Şimdi bir yiğit adam çıktı milli savunma sanayine yol verdi ve ordumuz son yüz yılda olmadığı kadar modern ve gelişmiş silahlara sahip oldu. Roketatarlar, obüsler, zırhlı personel taşıyıcıları, modernize edilmiş tanklar, iha ve sihalar vb.
Böyle bir orduda asker ve kumandan olmak zevktir.Oturduğunuz lojmanlardan ve rahat koltuklardan sıkıldınız herhalde, böyle bir bildiri neşrettiniz. Hem de tehditli parmak sallamalı bir eda ile. Akademisyen kimliğinden mütevellit sorulan bir soruyu teknik olarak mümkün ama pratik olarak mümkün değil dediği halde sakin bir zamanda karı zararı ehil insanlar tarafından tartışılabilir bir antlaşma olan Montrö‘yü bahane ederek cumhuriyet tarihinin en dirayetli ve de başarılı cumhurbaşkanına ve hükümetine parmak sallamak ancak emperyalistlerin oyuncaklarına yakışır.
Belli ki hazmedemiyorlar.
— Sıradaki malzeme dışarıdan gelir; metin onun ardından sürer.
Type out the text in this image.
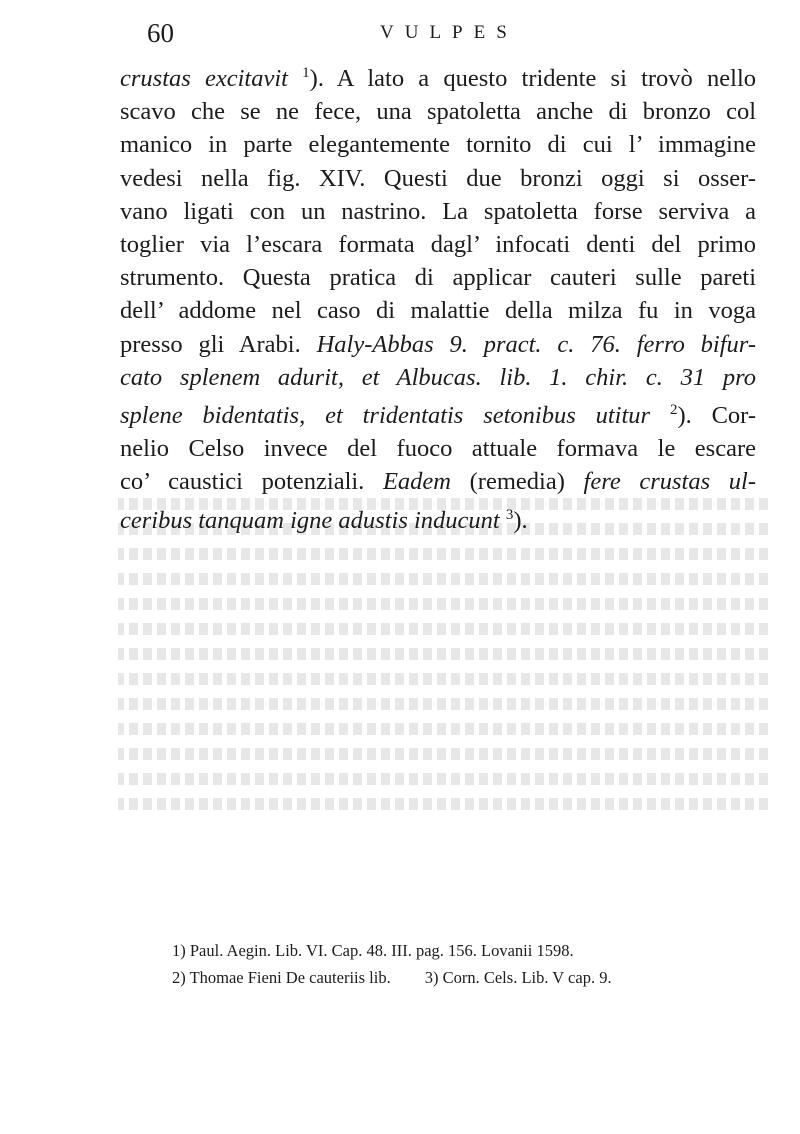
60	VULPES
crustas excitavit $^1$). A lato a questo tridente si trovò nello
scavo che se ne fece, una spatoletta anche di bronzo col
manico in parte elegantemente tornito di cui l’ immagine
vedesi nella fig. XIV. Questi due bronzi oggi si osser-
vano ligati con un nastrino. La spatoletta forse serviva a
toglier via l’escara formata dagl’ infocati denti del primo
strumento. Questa pratica di applicar cauteri sulle pareti
dell’ addome nel caso di malattie della milza fu in voga
presso gli Arabi. Haly-Abbas 9. pract. c. 76. ferro bifur-
cato splenem adurit, et Albucas. lib. 1. chir. c. 31 pro
splene bidentatis, et tridentatis setonibus utitur $^2$). Cor-
nelio Celso invece del fuoco attuale formava le escare
co’ caustici potenziali. Eadem (remedia) fere crustas ul-
ceribus tanquam igne adustis inducunt $^3$).
1) Paul. Aegin. Lib. VI. Cap. 48. III. pag. 156. Lovanii 1598.
2) Thomae Fieni De cauteriis lib. 3) Corn. Cels. Lib. V cap. 9.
Namaz kılan, Kur’an okuyan bunu da gizlemeyen fakirin sofrasına oturan bu zat çok gözlerine batıyor.Çünkü gençler bilmiyorlar ama benim zihnimde hala canlı, TRT de Kur’an okunması laikliğe aykırı diye ter ter tepiniyordu bu zihniyetin adamları. Mecburen Kur’an okuttukları hafızlara ise takke ve sarık da taktırmıyor başı açık okumalarını istiyorlardı
Bu cumhurbaşkanı şimdi orijinal üniforması olan sarık ve cübbesi ile Diyanet İşleri Başkanını yanında gezdiriyor ve açılışlarda dua ettiriyor. Birilerinin küfürden kömür gibi olan kalpleri çatır çatır çatırdıyor ve salyalarını akıtarak saldırıyorlar.
Açıktan İslam’a ve Müslümanlara düşmanız diyemiyorlar çünkü artık iletişim arttı. Dağdaki çoban dahi cep telefonu ile yalnız Türkiye’de değil dünyada olup bitenden haberdar oluyor. Her halde bundan dolayı, onların hasretle iktidar olmasını beklediği CHP 1946 dan beri seçim kazanamıyor ve bu gidişle de kazanamayacaktır. Çünkü bu milletin büyük çoğunluğu dinini, vatanını ve milletini seviyor. nesebi gayri sahihler hariç.
Not: Kul zulmeder Allah adalet eder. Bunun en son örneği Myanmar oldu.Arakan’lı Müslümanlara soykırım yapan Budist Myanmarlılar kendi orduları tarafından kurşun yağmuruna tutuluyorlar. Zalimler için yaşasın cehennem.